A plausible implication is that continued advances will rely on closed-loop, data-driven methods and flexible, segment-level memory management abstractions that further decouple cache management from higher-level scheduling logic.

7. Extensions and Future Directions

Prospective directions emerging from recent research include:

  • Exploiting fine-grained pooling and rapid migration for elastic LLM serving at scale (Wu et al., 24 Aug 2025), potentially with dynamic segment sizing and adaptive scheduling to match workload patterns.
  • Integrating machine learning-based predictors for cache pressure, tail latency, or per-request resource demand, enhancing online scheduling robustness.
  • Adapting threshold/switch policy designs from wireless/content-centric networks to broader classes of distributed systems, including disaggregated compute environments.
  • Refining memory layout transformation and address remapping techniques to minimize inter-process or inter-instance conflict misses (e.g., as in (0710.4652, Li et al., 3 Apr 2025)).

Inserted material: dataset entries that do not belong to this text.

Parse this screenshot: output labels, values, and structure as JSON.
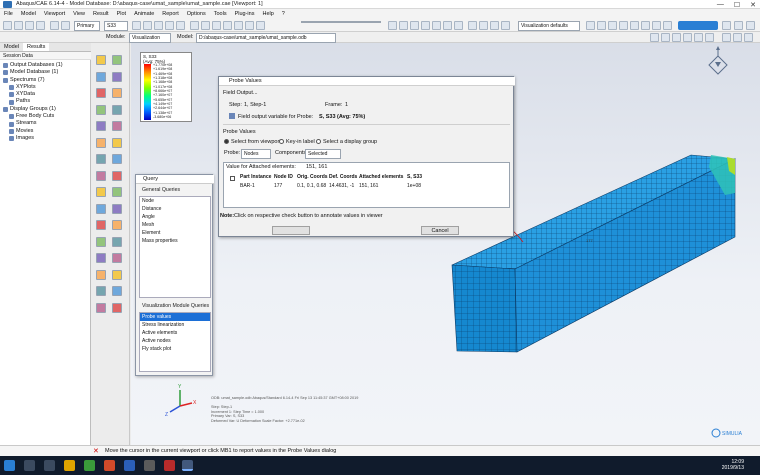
{
  "window": {
    "title": "Abaqus/CAE 6.14-4 - Model Database: D:\\abaqus-case\\umat_sample\\umat_sample.cae [Viewport: 1]",
    "controls": [
      "—",
      "☐",
      "✕"
    ]
  },
  "menu": [
    "File",
    "Model",
    "Viewport",
    "View",
    "Result",
    "Plot",
    "Animate",
    "Report",
    "Options",
    "Tools",
    "Plug-ins",
    "Help",
    "?"
  ],
  "toolbar": {
    "primary_label": "Primary",
    "variable_value": "S33",
    "search_field": "",
    "viz_defaults": "Visualization defaults"
  },
  "context_bar": {
    "module_label": "Module:",
    "module_value": "Visualization",
    "model_label": "Model:",
    "model_value": "D:/abaqus-case/umat_sample/umat_sample.odb"
  },
  "left_panel": {
    "tabs": [
      "Model",
      "Results"
    ],
    "session_label": "Session Data",
    "tree": [
      {
        "label": "Output Databases (1)",
        "indent": 0
      },
      {
        "label": "Model Database (1)",
        "indent": 0
      },
      {
        "label": "Spectrums (7)",
        "indent": 0
      },
      {
        "label": "XYPlots",
        "indent": 1
      },
      {
        "label": "XYData",
        "indent": 1
      },
      {
        "label": "Paths",
        "indent": 1
      },
      {
        "label": "Display Groups (1)",
        "indent": 0
      },
      {
        "label": "Free Body Cuts",
        "indent": 1
      },
      {
        "label": "Streams",
        "indent": 1
      },
      {
        "label": "Movies",
        "indent": 1
      },
      {
        "label": "Images",
        "indent": 1
      }
    ]
  },
  "legend": {
    "title": "S, S33",
    "subtitle": "(Avg: 75%)",
    "values": [
      "+1.770e+08",
      "+1.619e+08",
      "+1.469e+08",
      "+1.318e+08",
      "+1.168e+08",
      "+1.017e+08",
      "+8.666e+07",
      "+7.160e+07",
      "+5.655e+07",
      "+4.149e+07",
      "+2.644e+07",
      "+1.138e+07",
      "-3.680e+06"
    ]
  },
  "probe_dialog": {
    "title": "Probe Values",
    "field_output_header": "Field Output...",
    "step_label": "Step:",
    "step_value": "1, Step-1",
    "frame_label": "Frame:",
    "frame_value": "1",
    "variable_text": "Field output variable for Probe:",
    "variable_value": "S, S33 (Avg: 75%)",
    "probe_values_header": "Probe Values",
    "radios": [
      "Select from viewport",
      "Key-in label",
      "Select a display group"
    ],
    "probe_label": "Probe:",
    "probe_value": "Nodes",
    "components_label": "Components:",
    "components_value": "Selected",
    "attached_label": "Value for Attached elements:",
    "attached_value": "151, 161",
    "columns": [
      "Part Instance",
      "Node ID",
      "Orig. Coords",
      "Def. Coords",
      "Attached elements",
      "S, S33"
    ],
    "row": [
      "BAR-1",
      "177",
      "0.1, 0.1, 0.68",
      "14.4631, -1",
      "151, 161",
      "1e+08"
    ],
    "note_label": "Note:",
    "note_text": "Click on respective check button to annotate values in viewer",
    "ok_label": "",
    "cancel_label": "Cancel"
  },
  "query_dialog": {
    "title": "Query",
    "general_header": "General Queries",
    "general_items": [
      "Node",
      "Distance",
      "Angle",
      "Mesh",
      "Element",
      "Mass properties"
    ],
    "viz_header": "Visualization Module Queries",
    "viz_items": [
      "Probe values",
      "Stress linearization",
      "Active elements",
      "Active nodes",
      "Fly stack plot"
    ],
    "selected": "Probe values"
  },
  "viewport_info": {
    "lines": [
      "ODB: umat_sample.odb    Abaqus/Standard 6.14-4    Fri Sep 13 11:45:37 GMT+08:00 2019",
      "",
      "Step: Step-1",
      "Increment     1: Step Time =    1.000",
      "Primary Var: S, S33",
      "Deformed Var: U    Deformation Scale Factor: +2.771e-02"
    ]
  },
  "prompt_text": "Move the cursor in the current viewport or click MB1 to report values in the Probe Values dialog",
  "taskbar": {
    "time": "12:09",
    "date": "2019/9/13"
  },
  "colors": {
    "mesh_blue": "#1e90d8",
    "taskbar": "#101b2c",
    "selection": "#1c6fd6"
  }
}
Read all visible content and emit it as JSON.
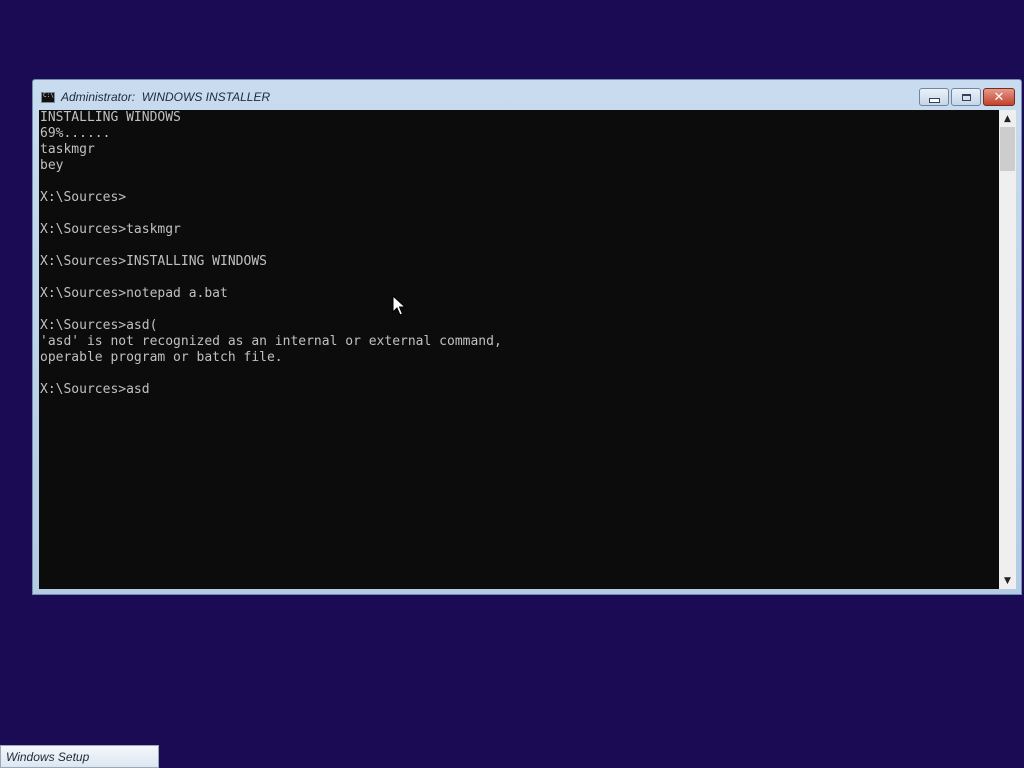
{
  "window": {
    "title": "Administrator:  WINDOWS INSTALLER",
    "buttons": {
      "minimize_icon": "minimize-icon",
      "maximize_icon": "maximize-icon",
      "close_icon": "close-icon",
      "close_glyph": "✕"
    }
  },
  "console": {
    "lines": [
      "INSTALLING WINDOWS",
      "69%......",
      "taskmgr",
      "bey",
      "",
      "X:\\Sources>",
      "",
      "X:\\Sources>taskmgr",
      "",
      "X:\\Sources>INSTALLING WINDOWS",
      "",
      "X:\\Sources>notepad a.bat",
      "",
      "X:\\Sources>asd(",
      "'asd' is not recognized as an internal or external command,",
      "operable program or batch file.",
      "",
      "X:\\Sources>asd"
    ]
  },
  "scrollbar": {
    "up_glyph": "▲",
    "down_glyph": "▼"
  },
  "taskbar": {
    "button_label": "Windows Setup"
  },
  "colors": {
    "desktop_background": "#1b0b54",
    "console_background": "#0c0c0c",
    "console_text": "#c0c0c0",
    "close_button": "#c3412b"
  }
}
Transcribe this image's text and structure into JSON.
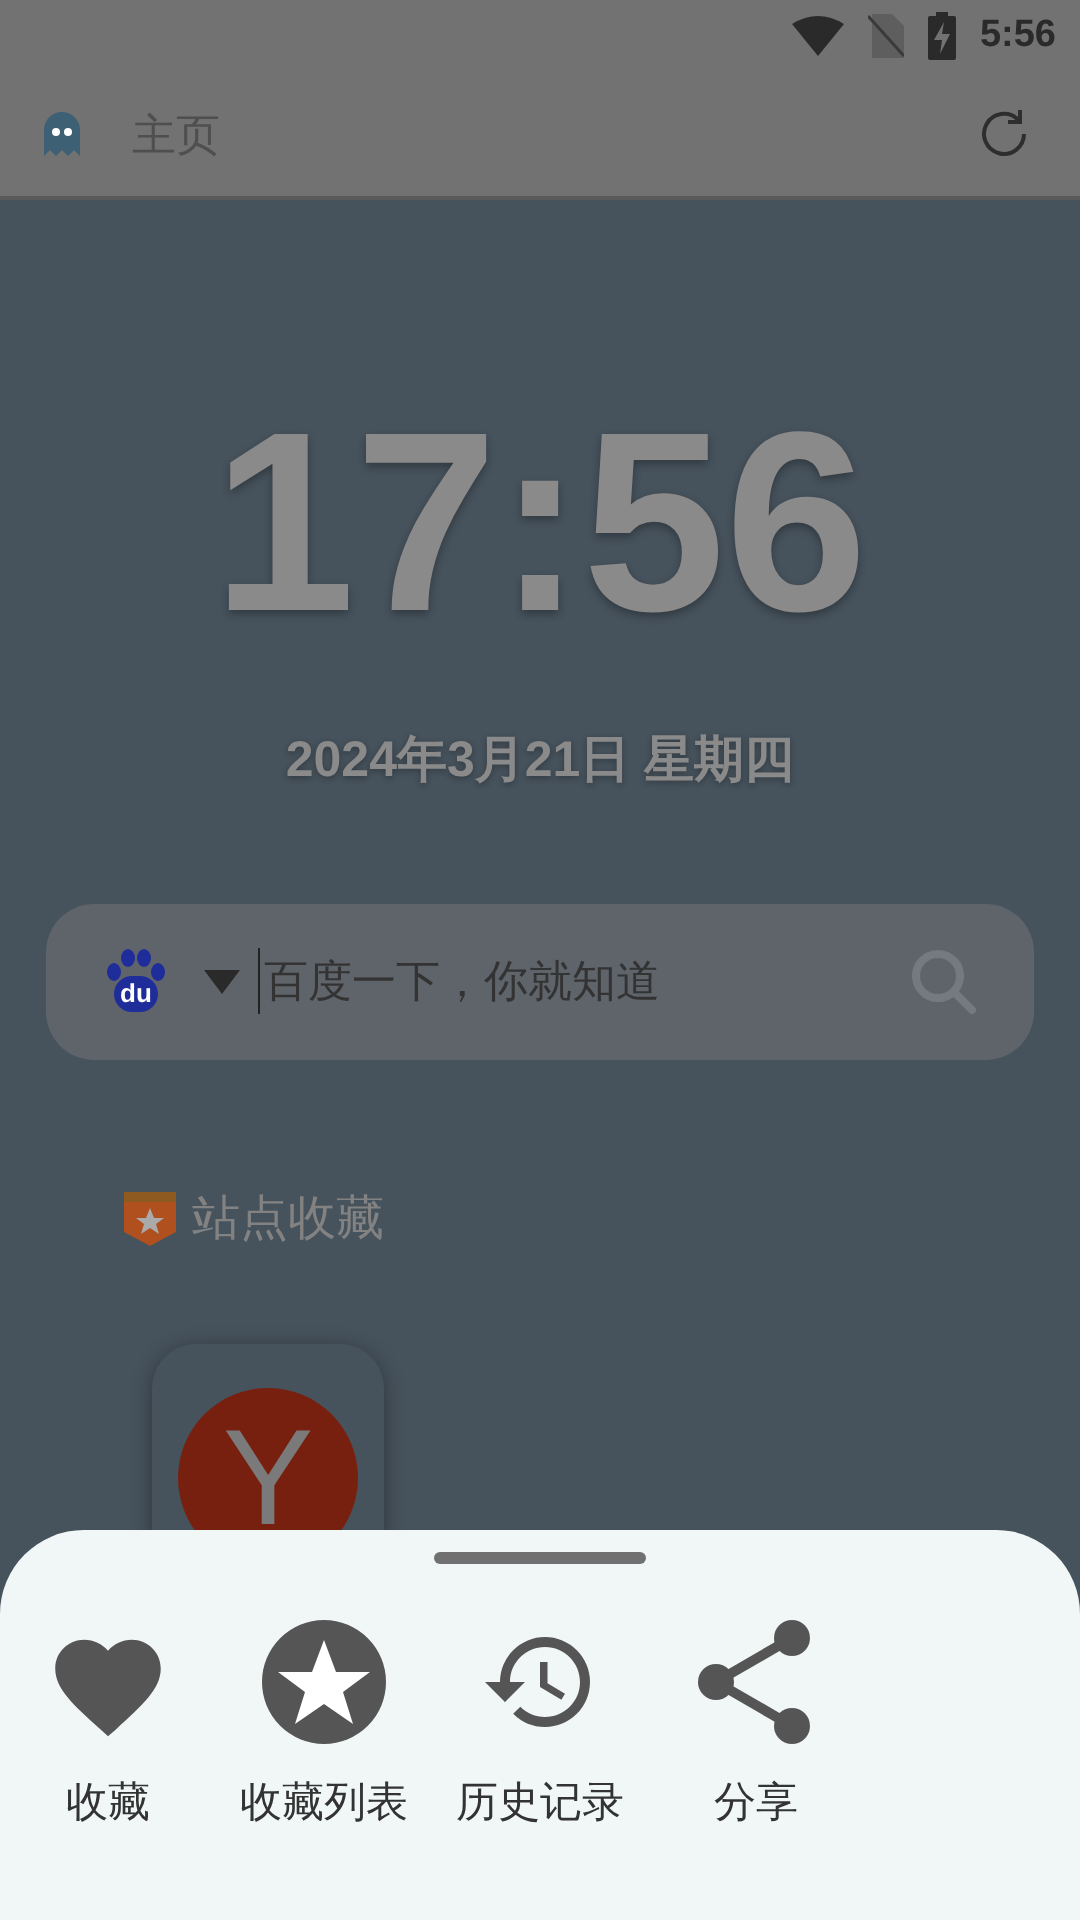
{
  "status_bar": {
    "time": "5:56"
  },
  "app_bar": {
    "title": "主页"
  },
  "clock": {
    "time": "17:56",
    "date": "2024年3月21日 星期四"
  },
  "search": {
    "engine_logo_text": "du",
    "placeholder": "百度一下，你就知道"
  },
  "favorites": {
    "title": "站点收藏",
    "sites": [
      {
        "logo_letter": "Y",
        "color": "#78200f"
      }
    ]
  },
  "sheet": {
    "actions": [
      {
        "kind": "heart",
        "label": "收藏"
      },
      {
        "kind": "star",
        "label": "收藏列表"
      },
      {
        "kind": "history",
        "label": "历史记录"
      },
      {
        "kind": "share",
        "label": "分享"
      }
    ]
  }
}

This synthesis reflects the ongoing evolution of cache-aware request scheduling from localized OS or hardware patterns toward system-wide, abstracted, and stateless scheduling supported by unified memory pooling, probabilistic analysis, and declarative interfaces. Results in both experimental and theoretical domains indicate that such cache-conscious policies are central to the scalability and efficiency of modern computing and service architectures.